Docket No. 2015-1970
REYNA, CLEVENGER, WALLACH
July 26, 2016
Brief Summary: DC order denying Illumina’s request to compel arbitration with Ariosa affirmed because Ariosa’s “counterclaims all rise or fall on the scope determination of licensed intellectual property rights, a matter that the parties expressly agreed to exempt from arbitration.”

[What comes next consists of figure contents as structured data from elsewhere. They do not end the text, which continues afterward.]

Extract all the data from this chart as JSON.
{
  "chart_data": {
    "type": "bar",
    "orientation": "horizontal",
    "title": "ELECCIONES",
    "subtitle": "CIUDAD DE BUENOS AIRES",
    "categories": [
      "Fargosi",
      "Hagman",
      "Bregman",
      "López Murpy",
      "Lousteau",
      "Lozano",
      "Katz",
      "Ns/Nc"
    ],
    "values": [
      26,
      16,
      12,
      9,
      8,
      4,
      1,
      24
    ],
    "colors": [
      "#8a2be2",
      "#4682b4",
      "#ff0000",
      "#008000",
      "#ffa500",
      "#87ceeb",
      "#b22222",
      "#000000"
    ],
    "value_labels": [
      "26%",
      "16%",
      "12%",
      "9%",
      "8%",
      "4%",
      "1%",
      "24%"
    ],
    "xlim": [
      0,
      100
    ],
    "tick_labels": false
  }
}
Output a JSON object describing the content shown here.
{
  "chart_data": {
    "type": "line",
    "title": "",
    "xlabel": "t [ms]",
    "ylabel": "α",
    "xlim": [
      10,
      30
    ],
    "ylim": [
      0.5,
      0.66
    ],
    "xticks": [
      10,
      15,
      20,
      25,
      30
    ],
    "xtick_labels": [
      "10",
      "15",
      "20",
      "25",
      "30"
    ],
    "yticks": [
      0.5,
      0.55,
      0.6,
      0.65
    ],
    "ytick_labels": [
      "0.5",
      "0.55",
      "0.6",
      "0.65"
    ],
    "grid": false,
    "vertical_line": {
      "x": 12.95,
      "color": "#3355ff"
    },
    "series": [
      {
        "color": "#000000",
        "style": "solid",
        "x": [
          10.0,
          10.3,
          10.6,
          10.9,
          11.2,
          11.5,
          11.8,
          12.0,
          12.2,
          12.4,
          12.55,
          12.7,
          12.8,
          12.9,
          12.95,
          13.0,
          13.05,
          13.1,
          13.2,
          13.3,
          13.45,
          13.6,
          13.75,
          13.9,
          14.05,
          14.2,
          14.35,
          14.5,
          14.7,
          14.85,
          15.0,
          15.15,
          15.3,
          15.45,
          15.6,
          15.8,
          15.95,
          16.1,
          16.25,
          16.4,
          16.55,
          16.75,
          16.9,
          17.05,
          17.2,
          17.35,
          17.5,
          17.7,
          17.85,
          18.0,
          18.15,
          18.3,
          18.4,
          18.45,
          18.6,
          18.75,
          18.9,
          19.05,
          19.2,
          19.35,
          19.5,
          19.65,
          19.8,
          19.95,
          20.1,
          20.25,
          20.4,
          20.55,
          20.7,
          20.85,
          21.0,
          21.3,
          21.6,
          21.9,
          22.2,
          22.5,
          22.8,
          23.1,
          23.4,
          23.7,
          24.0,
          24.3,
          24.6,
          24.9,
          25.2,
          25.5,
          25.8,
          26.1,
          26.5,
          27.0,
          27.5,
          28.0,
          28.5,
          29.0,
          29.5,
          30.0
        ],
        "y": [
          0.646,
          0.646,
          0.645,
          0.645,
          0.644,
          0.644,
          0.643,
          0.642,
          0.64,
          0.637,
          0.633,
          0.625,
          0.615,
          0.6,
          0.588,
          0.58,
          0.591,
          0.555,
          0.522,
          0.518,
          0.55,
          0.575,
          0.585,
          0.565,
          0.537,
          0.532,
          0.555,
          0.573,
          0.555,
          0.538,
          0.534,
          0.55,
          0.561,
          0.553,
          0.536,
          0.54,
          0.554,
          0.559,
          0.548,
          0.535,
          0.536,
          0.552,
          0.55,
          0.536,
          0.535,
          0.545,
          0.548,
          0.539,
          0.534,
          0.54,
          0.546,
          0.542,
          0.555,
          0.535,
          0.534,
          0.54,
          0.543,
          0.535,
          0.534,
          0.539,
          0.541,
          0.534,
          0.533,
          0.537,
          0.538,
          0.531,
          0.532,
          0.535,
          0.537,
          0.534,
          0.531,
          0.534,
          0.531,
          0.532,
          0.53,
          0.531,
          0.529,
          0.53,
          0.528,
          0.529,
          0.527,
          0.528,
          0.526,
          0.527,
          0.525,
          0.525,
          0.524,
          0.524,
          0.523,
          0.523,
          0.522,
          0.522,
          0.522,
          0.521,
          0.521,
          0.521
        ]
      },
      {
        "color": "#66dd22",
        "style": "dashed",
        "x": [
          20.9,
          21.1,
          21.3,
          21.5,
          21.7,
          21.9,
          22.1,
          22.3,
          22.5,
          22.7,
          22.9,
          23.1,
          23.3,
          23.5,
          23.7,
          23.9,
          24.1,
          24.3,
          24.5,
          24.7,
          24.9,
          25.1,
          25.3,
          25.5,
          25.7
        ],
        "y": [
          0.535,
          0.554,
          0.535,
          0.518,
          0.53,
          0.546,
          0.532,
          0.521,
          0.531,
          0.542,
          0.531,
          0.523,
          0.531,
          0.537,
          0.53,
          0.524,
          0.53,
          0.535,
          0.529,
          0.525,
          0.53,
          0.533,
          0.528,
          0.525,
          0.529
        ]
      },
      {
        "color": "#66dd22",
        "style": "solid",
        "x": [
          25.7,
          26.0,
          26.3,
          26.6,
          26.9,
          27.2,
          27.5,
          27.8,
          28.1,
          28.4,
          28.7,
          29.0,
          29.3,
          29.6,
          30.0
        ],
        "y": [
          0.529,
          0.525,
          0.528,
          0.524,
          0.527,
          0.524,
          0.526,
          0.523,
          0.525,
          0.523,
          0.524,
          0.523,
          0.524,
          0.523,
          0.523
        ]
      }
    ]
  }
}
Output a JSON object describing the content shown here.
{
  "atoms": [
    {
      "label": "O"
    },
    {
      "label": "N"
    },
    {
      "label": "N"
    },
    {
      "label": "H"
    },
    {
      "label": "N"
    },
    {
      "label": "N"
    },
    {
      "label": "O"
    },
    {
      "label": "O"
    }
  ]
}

Summary: Illumina appealed DC order denying its request to compel arbitration with Ariosa. Illumina sued Ariosa for infringement of US 7,955,794 encompassing DNA assay optimization techniques. Ariosa countersued, arguing it had a license to the ‘794 patent under a supply agreement. That agreement included an arbitration clause that Illumina invoked with respect to Ariosa’s countersuit, but the DC denied that request. The FC panel reviewed the DC decision de novo and factual findings for clear error (Promega, FC 2012). The opinion explains that “a court may order arbitration of a particular dispute only where the court is satisfied that the parties agreed to arbitrate that dispute” (emphasis on “that”) (Fed. Arb. Act; Mitsubishi, US 1985; Granite Rock, US 2010; Goldman Sachs, 9th Cir. 2014). The FC panel agreed with Ariosa that its counterclaims were not subject to the arbitration clause of the supply agreement because “[t]he pertinent language” thereof “in unambiguous and makes clear that ‘disputes relating to issues of’ patent scope and infringement are not subject to mandatory arbitration”. It found that “[t]he arbitration clause applies to issues…that are not patent-related, such as failure of performance and defenses against the enforceability or validity of the supply agreement itself” and “Illumina’s argument fails to appreciate that the excluded issues are about disputes over the scope of the licensed intellectual property-not whether a party lacked capacity to contract or failed to ship product under agreed upon terms and conditions.” And “[t]he nucleus of Ariosa’s counterclaims is the patent infringement lawsuit filed by Illumina.” “Illumina cannot hijack the counterclaims and make them its own for purposes of compelling arbitration…[t]he counterclaims all rise or fall on the scope determination of licensed intellectual property rights, a matter that the parties expressly agreed to exempt from arbitration.” Thus, the DC decision was affirmed.